Bernard van Iren, du syndicat FNV, dit avoir été au courant que les fournisseurs des entreprises Roto Smeets, dont les brocheurs et les grossistes en papeterie, étaient payés fort tard depuis un certain temps. Il a toutefois été choqué d'apprendre la semaine dernière que la suspension de paiements avait été demandée le vendredi 12 avril. Trois jours plus tard, le tribunal déclarait la faillite, après quoi le curateur a pris langue avec plusieurs candidats possibles à la reprise. Il y avait urgence car les éditeurs tels que Sanoma et De Persgroep tenaient à assurer la parution de leurs hebdomadaires et magazines et devaient trouver des sites de production de remplacement - même si les rotatives ont continué de rouler même après la faillite de Roto Smeets.

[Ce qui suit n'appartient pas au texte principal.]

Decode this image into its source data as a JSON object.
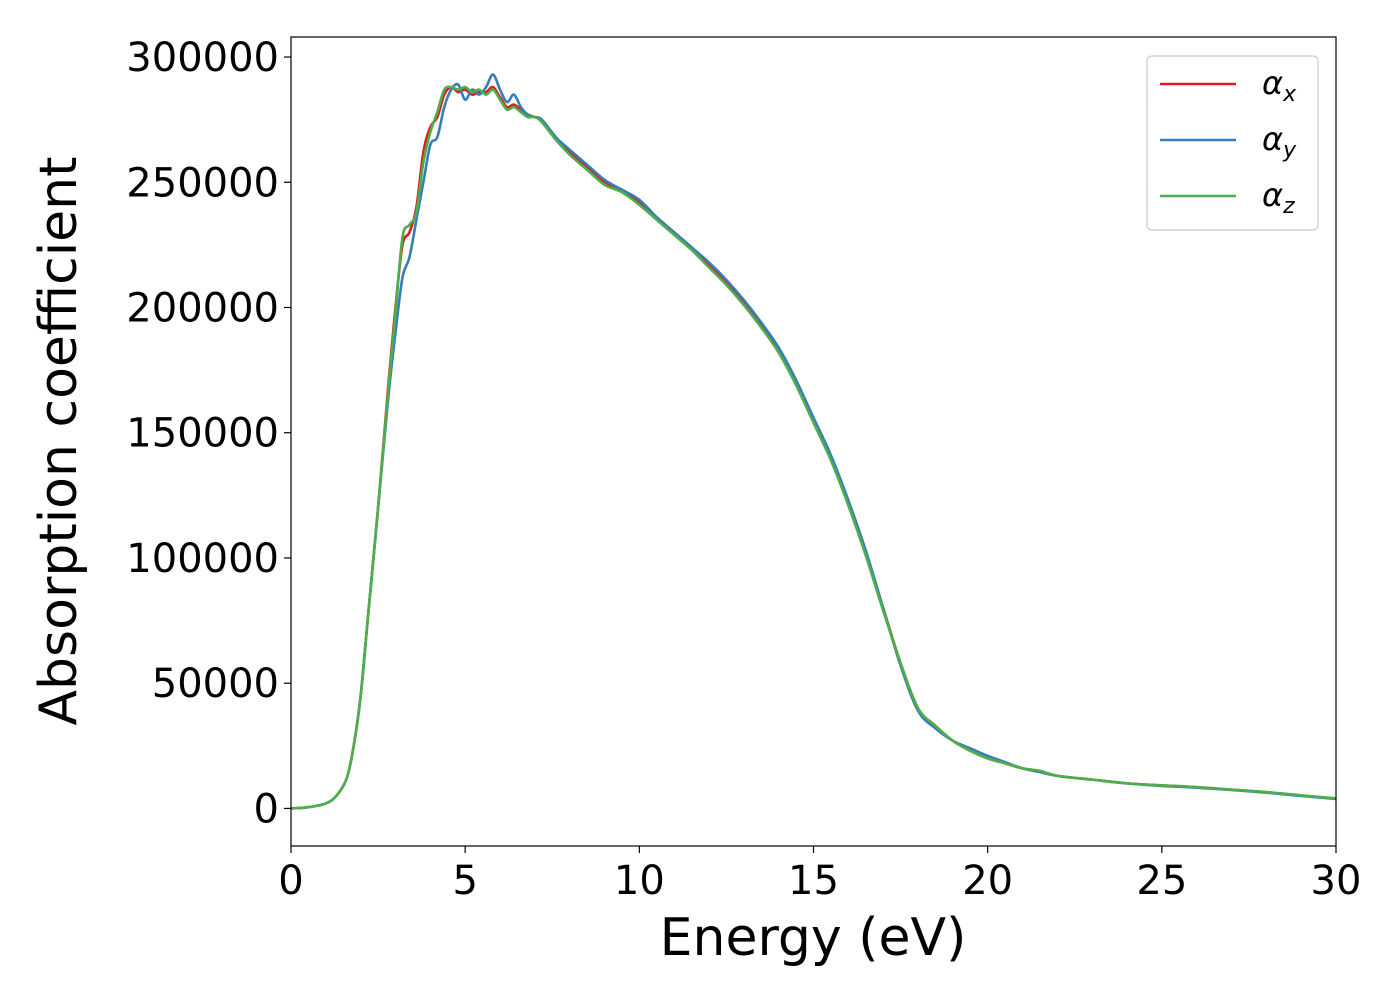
{
  "chart_data": {
    "type": "line",
    "title": "",
    "xlabel": "Energy (eV)",
    "ylabel": "Absorption coefficient",
    "xlim": [
      0,
      30
    ],
    "ylim": [
      -15000,
      308000
    ],
    "xticks": [
      0,
      5,
      10,
      15,
      20,
      25,
      30
    ],
    "xtick_labels": [
      "0",
      "5",
      "10",
      "15",
      "20",
      "25",
      "30"
    ],
    "yticks": [
      0,
      50000,
      100000,
      150000,
      200000,
      250000,
      300000
    ],
    "ytick_labels": [
      "0",
      "50000",
      "100000",
      "150000",
      "200000",
      "250000",
      "300000"
    ],
    "grid": false,
    "legend_position": "top-right",
    "colors": {
      "alpha_x": "#e41a1c",
      "alpha_y": "#377eb8",
      "alpha_z": "#4daf4a"
    },
    "series": [
      {
        "name": "αx",
        "symbol": "α",
        "subscript": "x",
        "color": "#e41a1c",
        "x": [
          0,
          0.5,
          1,
          1.3,
          1.6,
          1.8,
          2,
          2.2,
          2.5,
          2.8,
          3.0,
          3.2,
          3.4,
          3.6,
          3.8,
          4.0,
          4.2,
          4.4,
          4.6,
          4.8,
          5.0,
          5.2,
          5.4,
          5.6,
          5.8,
          6.0,
          6.2,
          6.4,
          6.6,
          6.8,
          7.0,
          7.2,
          7.6,
          8,
          8.5,
          9,
          9.5,
          10,
          10.5,
          11,
          11.5,
          12,
          12.5,
          13,
          13.5,
          14,
          14.5,
          15,
          15.5,
          16,
          16.5,
          17,
          17.5,
          18,
          18.5,
          19,
          19.5,
          20,
          20.5,
          21,
          21.5,
          22,
          23,
          24,
          25,
          26,
          27,
          28,
          29,
          30
        ],
        "y": [
          0,
          500,
          2000,
          5000,
          12000,
          25000,
          45000,
          75000,
          120000,
          170000,
          200000,
          225000,
          230000,
          240000,
          262000,
          272000,
          276000,
          285000,
          288000,
          286000,
          287000,
          285000,
          286000,
          286000,
          288000,
          284000,
          280000,
          281000,
          279000,
          277000,
          276000,
          275000,
          268000,
          262000,
          256000,
          250000,
          247000,
          242000,
          236000,
          230000,
          224000,
          217000,
          210000,
          202000,
          193000,
          183000,
          170000,
          155000,
          140000,
          122000,
          102000,
          80000,
          58000,
          40000,
          33000,
          27000,
          23000,
          20000,
          18000,
          16000,
          15000,
          13000,
          11500,
          10000,
          9200,
          8500,
          7500,
          6500,
          5200,
          4000
        ]
      },
      {
        "name": "αy",
        "symbol": "α",
        "subscript": "y",
        "color": "#377eb8",
        "x": [
          0,
          0.5,
          1,
          1.3,
          1.6,
          1.8,
          2,
          2.2,
          2.5,
          2.8,
          3.0,
          3.2,
          3.4,
          3.6,
          3.8,
          4.0,
          4.2,
          4.4,
          4.6,
          4.8,
          5.0,
          5.2,
          5.4,
          5.6,
          5.8,
          6.0,
          6.2,
          6.4,
          6.6,
          6.8,
          7.0,
          7.2,
          7.6,
          8,
          8.5,
          9,
          9.5,
          10,
          10.5,
          11,
          11.5,
          12,
          12.5,
          13,
          13.5,
          14,
          14.5,
          15,
          15.5,
          16,
          16.5,
          17,
          17.5,
          18,
          18.5,
          19,
          19.5,
          20,
          20.5,
          21,
          21.5,
          22,
          23,
          24,
          25,
          26,
          27,
          28,
          29,
          30
        ],
        "y": [
          0,
          500,
          2000,
          5000,
          12000,
          25000,
          45000,
          75000,
          120000,
          165000,
          190000,
          212000,
          220000,
          235000,
          250000,
          265000,
          268000,
          280000,
          287000,
          289000,
          283000,
          287000,
          285000,
          288000,
          293000,
          287000,
          282000,
          285000,
          280000,
          277000,
          276000,
          275000,
          268000,
          263000,
          257000,
          251000,
          247000,
          243000,
          236000,
          230000,
          224000,
          218000,
          211000,
          203000,
          194000,
          184000,
          171000,
          156000,
          141000,
          123000,
          103000,
          80000,
          57000,
          39000,
          32000,
          27000,
          24000,
          21000,
          18500,
          16000,
          14500,
          13000,
          11500,
          10000,
          9000,
          8300,
          7400,
          6300,
          5000,
          3800
        ]
      },
      {
        "name": "αz",
        "symbol": "α",
        "subscript": "z",
        "color": "#4daf4a",
        "x": [
          0,
          0.5,
          1,
          1.3,
          1.6,
          1.8,
          2,
          2.2,
          2.5,
          2.8,
          3.0,
          3.2,
          3.4,
          3.6,
          3.8,
          4.0,
          4.2,
          4.4,
          4.6,
          4.8,
          5.0,
          5.2,
          5.4,
          5.6,
          5.8,
          6.0,
          6.2,
          6.4,
          6.6,
          6.8,
          7.0,
          7.2,
          7.6,
          8,
          8.5,
          9,
          9.5,
          10,
          10.5,
          11,
          11.5,
          12,
          12.5,
          13,
          13.5,
          14,
          14.5,
          15,
          15.5,
          16,
          16.5,
          17,
          17.5,
          18,
          18.5,
          19,
          19.5,
          20,
          20.5,
          21,
          21.5,
          22,
          23,
          24,
          25,
          26,
          27,
          28,
          29,
          30
        ],
        "y": [
          0,
          500,
          2000,
          5000,
          12000,
          25000,
          45000,
          75000,
          120000,
          168000,
          198000,
          228000,
          233000,
          238000,
          258000,
          270000,
          278000,
          287000,
          288000,
          287000,
          288000,
          286000,
          287000,
          285000,
          287000,
          283000,
          279000,
          280000,
          278000,
          276000,
          276000,
          274000,
          267000,
          261000,
          255000,
          249000,
          246000,
          241000,
          235000,
          229000,
          223000,
          216000,
          209000,
          201000,
          192000,
          182000,
          169000,
          154000,
          139000,
          121000,
          101000,
          79000,
          58000,
          40000,
          33000,
          27000,
          23000,
          20000,
          18000,
          16000,
          15000,
          13000,
          11500,
          10000,
          9200,
          8500,
          7500,
          6500,
          5200,
          4000
        ]
      }
    ]
  }
}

Joost de Haas, Executive Director de Circle Media Group et CEO de Roto Smeets Group (RSG) a expliqué la faillite en évoquant "une année 2017 raisonnable" suivie par une "forte détérioration du marché en 2018" : "Les prix du papier ont augmenté de 15 à 20 %, tandis que nos volumes d'impression ont diminué deux fois plus vite que la moyenne des années précédentes." Une réorganisation était impossible selon lui à cause de la nouvelle loi néerlandaise sur le licenciement, appelée "Wet Werk en Zekerheid" : "Cette nouvelle loi est contre-productive dans un secteur en contraction comme le nôtre, et elle nous oblige maintenant à licencier nos employés sans plan social en les abandonnant à leur sort. Avec une autre législation, plus souple, ces faillites auraient pu être évitées."

Plus prosaïquement, la cause immédiate de la faillite est toutefois le fait que la banque a coupé les crédits à Roto Smeets, qui n'a dès lors plus été en mesure de s'acquitter de ses obligations de paiement.

Le groupe Roto Smeets (dont font notamment partie l'imprimerie hélio Roto Smeets Deventer, l'imprimerie offset Roto Smeets Weert et l'imprimerie offset Senefelder Misset, à Doetinchem), était devenue voici précisément deux ans (en avril 2017) une filiale de Circle Printers - l'actuel Circle Media Group. RSG employait encore 1 000 personnes à l'époque, effectif passé depuis à environ 800 salariés, chiffres du groupe.

Après la faillite d'Hélio Charleroi, les syndicats européens avaient tiré la sonnette d'alarme à propos de la situation financière de CMG. Ils craignaient notamment pour l'avenir de l'imprimerie Corelio, à Erpe-Mere. Dans une réaction, CMG avait qualifié les arguments des syndicats "d'infondés, non étayés et néfastes pour les entreprises du groupe". Reste que la question des arriérés de salaires de CMG en Espagne, par exemple, n'est toujours pas réglée.